Ready, Aim, Fire. Not Fire, Ready, Aim. – NYTimes.com
Friedman's analysis overlooks an important reality. Mainstream religious populations on every side of every sectarian conflict regularly deplore the excesses of their fundamentalist brothers and sisters. They emphasize that they themselves abhor violence and recommend peace, love and inclusion. The problem is, their mainstream religious lives establish the legitimacy of Holy Writ (The Bible, The Koran, The Whatever... ). They are the conduit transmitting faiths from one generation to the next, and even from one population to the next. So instructed with authentic, legitimated religious notions, new generations are positioned to take these faithful tenets to new heights and proper spiritual conclusions. Thus they often identify their own nation's cultural and spiritual softness and often turn upon their own moderate families and communities. Their faithful postures are not aggressive or rigorous enough to shield them from charges of apostasy.

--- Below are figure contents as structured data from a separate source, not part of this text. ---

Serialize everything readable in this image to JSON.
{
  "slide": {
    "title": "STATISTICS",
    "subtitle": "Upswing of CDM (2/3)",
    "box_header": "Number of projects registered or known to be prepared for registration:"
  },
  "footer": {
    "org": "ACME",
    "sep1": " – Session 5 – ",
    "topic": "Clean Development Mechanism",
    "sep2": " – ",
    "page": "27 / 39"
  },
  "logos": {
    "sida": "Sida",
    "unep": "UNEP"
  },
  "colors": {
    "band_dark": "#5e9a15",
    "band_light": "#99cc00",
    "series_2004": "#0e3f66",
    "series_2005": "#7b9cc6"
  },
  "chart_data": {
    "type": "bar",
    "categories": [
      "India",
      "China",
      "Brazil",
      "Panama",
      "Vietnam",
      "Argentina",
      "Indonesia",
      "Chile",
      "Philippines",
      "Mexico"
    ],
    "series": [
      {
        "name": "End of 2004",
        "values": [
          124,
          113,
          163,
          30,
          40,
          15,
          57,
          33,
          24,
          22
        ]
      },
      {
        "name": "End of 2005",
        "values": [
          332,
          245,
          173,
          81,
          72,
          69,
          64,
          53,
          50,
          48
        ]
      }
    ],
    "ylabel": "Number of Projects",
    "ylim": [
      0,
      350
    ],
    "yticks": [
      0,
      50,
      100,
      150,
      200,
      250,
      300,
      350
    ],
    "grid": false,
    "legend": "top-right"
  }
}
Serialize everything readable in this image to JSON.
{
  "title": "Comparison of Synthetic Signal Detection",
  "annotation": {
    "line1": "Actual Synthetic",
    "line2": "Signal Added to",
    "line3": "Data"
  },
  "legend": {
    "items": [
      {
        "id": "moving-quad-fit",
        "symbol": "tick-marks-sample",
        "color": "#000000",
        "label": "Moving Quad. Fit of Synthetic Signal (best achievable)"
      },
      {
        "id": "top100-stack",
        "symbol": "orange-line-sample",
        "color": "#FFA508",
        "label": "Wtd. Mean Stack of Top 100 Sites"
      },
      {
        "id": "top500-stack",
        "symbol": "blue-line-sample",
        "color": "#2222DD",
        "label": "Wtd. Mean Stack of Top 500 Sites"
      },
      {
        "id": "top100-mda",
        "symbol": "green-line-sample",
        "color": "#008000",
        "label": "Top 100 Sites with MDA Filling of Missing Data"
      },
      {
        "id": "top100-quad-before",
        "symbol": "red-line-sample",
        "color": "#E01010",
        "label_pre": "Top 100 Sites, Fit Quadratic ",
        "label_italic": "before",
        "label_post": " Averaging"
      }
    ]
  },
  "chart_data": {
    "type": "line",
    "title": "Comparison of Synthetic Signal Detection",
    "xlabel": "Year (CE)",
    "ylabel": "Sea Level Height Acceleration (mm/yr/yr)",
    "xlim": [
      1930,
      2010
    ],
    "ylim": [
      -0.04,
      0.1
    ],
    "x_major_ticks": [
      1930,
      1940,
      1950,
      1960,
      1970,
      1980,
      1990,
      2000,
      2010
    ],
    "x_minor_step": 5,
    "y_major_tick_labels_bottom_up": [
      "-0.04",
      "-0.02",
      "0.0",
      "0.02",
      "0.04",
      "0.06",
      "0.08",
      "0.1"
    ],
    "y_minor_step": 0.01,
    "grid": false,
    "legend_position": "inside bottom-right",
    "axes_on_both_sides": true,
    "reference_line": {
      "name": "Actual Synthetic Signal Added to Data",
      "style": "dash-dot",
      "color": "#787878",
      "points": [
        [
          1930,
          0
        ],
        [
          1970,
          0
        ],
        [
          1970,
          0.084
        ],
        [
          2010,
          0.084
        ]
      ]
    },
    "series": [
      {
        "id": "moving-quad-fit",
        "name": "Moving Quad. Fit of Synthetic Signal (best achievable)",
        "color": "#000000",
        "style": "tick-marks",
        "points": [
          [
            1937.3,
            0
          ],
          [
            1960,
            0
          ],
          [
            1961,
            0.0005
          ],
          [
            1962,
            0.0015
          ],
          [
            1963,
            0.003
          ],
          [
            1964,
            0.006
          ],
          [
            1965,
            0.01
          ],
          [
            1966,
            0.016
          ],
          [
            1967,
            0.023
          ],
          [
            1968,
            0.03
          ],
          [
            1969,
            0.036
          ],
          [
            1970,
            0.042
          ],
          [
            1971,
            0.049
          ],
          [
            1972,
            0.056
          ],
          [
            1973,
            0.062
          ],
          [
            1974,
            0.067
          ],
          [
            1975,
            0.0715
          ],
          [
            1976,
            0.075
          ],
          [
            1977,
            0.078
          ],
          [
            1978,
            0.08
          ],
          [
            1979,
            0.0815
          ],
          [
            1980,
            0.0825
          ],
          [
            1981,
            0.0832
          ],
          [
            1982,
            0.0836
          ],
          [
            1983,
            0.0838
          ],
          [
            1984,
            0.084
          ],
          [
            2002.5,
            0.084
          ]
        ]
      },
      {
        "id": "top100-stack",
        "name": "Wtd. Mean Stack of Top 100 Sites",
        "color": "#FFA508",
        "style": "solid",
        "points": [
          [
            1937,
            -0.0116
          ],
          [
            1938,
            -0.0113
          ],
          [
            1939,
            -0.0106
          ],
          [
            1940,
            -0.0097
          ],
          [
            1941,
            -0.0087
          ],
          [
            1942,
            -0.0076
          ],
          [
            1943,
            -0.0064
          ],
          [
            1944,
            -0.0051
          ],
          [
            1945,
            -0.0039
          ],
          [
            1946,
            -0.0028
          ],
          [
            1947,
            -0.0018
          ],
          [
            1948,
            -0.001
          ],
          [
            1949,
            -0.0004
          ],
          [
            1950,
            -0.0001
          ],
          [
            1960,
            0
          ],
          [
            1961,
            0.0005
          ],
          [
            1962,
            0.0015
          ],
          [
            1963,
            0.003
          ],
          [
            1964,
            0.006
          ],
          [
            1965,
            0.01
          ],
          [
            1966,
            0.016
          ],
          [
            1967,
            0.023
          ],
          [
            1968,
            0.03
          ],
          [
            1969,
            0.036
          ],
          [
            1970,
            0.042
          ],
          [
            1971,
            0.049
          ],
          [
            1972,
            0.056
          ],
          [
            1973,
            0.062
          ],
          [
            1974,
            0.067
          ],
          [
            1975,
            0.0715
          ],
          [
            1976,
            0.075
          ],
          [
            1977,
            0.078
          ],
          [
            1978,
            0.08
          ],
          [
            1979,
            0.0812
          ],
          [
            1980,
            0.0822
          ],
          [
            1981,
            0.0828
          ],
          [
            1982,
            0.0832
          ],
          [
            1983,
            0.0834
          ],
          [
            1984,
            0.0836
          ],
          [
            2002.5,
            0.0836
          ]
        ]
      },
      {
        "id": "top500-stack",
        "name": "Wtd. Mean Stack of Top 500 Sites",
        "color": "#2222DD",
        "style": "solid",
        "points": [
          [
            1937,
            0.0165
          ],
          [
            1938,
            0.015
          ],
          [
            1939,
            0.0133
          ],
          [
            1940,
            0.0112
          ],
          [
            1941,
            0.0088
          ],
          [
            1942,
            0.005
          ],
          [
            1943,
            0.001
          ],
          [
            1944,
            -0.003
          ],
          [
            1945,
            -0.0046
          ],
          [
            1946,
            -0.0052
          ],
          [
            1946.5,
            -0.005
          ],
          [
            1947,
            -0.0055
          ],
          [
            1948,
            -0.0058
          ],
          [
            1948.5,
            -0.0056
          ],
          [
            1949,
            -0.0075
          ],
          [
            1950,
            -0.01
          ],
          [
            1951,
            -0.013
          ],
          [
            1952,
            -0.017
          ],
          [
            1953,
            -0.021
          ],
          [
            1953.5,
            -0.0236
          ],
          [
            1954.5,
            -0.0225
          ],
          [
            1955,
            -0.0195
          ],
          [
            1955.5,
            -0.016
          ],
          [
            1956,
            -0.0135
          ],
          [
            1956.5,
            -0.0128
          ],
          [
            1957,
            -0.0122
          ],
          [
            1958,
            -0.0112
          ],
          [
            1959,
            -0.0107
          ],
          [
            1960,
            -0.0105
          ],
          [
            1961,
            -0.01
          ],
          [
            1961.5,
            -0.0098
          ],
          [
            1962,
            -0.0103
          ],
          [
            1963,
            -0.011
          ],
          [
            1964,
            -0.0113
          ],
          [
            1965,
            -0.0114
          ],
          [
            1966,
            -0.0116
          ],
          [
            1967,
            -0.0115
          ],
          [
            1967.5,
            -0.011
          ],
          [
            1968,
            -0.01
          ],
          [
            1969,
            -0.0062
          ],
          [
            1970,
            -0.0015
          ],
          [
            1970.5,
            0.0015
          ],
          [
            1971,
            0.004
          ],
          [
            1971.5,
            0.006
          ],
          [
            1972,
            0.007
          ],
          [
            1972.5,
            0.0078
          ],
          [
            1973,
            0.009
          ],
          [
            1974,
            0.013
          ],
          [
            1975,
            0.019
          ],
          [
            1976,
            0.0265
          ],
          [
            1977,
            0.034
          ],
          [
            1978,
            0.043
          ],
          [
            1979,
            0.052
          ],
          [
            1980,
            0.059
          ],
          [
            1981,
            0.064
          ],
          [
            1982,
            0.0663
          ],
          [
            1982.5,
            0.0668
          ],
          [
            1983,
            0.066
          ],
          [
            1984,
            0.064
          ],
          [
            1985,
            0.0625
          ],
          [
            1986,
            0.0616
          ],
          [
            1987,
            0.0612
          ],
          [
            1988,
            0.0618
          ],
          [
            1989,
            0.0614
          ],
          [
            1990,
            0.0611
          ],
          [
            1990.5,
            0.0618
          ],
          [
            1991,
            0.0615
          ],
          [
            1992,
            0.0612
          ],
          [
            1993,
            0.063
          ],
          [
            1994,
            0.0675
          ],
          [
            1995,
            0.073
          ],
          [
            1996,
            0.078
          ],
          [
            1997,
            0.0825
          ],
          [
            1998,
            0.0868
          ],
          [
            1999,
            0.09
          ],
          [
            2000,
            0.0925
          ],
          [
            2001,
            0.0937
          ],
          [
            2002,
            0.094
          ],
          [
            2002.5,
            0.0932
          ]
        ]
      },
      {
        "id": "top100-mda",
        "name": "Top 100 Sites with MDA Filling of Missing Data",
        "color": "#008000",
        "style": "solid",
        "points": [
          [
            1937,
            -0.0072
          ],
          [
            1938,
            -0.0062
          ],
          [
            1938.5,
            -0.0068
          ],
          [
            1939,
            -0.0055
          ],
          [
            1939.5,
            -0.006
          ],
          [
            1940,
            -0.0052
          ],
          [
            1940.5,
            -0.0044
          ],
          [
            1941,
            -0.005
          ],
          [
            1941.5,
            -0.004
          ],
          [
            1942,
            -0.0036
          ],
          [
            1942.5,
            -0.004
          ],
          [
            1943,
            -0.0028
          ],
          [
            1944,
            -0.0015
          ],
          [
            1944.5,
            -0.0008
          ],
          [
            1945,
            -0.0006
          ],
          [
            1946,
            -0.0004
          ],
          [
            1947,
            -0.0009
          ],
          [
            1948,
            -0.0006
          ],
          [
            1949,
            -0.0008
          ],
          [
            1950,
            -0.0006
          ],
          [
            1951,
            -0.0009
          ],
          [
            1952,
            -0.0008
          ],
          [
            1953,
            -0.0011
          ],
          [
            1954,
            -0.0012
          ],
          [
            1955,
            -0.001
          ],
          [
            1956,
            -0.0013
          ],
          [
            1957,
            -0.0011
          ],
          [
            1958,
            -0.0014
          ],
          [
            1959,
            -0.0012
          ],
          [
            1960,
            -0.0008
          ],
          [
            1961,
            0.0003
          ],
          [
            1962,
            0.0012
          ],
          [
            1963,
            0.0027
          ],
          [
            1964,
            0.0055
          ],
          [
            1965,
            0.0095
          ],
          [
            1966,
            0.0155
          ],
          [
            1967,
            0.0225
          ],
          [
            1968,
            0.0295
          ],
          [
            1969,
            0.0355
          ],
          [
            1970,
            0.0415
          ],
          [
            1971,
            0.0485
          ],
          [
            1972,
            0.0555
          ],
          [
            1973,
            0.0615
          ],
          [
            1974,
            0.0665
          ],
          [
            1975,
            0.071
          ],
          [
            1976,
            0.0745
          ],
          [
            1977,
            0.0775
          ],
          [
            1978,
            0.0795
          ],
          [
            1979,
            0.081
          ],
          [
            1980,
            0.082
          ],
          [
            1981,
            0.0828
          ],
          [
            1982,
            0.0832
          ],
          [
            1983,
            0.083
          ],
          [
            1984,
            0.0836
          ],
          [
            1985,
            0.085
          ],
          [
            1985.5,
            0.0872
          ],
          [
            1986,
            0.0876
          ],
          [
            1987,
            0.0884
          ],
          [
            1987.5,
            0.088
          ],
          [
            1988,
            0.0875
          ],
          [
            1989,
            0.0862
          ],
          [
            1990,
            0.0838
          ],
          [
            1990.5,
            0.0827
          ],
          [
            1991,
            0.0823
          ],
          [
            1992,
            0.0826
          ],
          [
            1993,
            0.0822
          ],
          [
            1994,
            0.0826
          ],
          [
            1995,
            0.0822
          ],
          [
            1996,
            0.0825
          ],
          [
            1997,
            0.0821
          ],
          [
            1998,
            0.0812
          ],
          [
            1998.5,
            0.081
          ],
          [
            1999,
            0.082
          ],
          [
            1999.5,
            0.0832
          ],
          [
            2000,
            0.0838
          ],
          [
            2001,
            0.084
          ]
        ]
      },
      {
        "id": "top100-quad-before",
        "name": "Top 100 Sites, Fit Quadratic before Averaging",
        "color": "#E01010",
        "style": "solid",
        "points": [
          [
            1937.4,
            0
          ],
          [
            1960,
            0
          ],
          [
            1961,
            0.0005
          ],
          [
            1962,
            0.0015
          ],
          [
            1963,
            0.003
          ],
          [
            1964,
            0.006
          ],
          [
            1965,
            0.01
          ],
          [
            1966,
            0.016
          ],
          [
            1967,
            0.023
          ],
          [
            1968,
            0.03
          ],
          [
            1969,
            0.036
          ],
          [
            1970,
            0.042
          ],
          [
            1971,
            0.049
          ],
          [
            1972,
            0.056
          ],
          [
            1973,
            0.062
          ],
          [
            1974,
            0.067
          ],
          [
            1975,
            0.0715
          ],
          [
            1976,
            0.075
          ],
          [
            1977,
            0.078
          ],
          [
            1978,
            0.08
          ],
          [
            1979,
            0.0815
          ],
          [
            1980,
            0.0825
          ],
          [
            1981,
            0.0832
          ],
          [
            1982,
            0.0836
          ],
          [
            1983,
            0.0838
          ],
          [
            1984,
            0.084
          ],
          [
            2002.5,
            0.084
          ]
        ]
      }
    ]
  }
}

None of this is surprising. The young are always on the lookout for ways to distinguish themselves from their parents. In secular nations these inclinations are usually merely annoying. In religious nations that easily become toxic.
The problem therefore is not the predictable existence of religious extremism - it is the global reach of faith-based religious populations. Moderate or not, they make bigotry and radicalism possible and perhaps inevitable.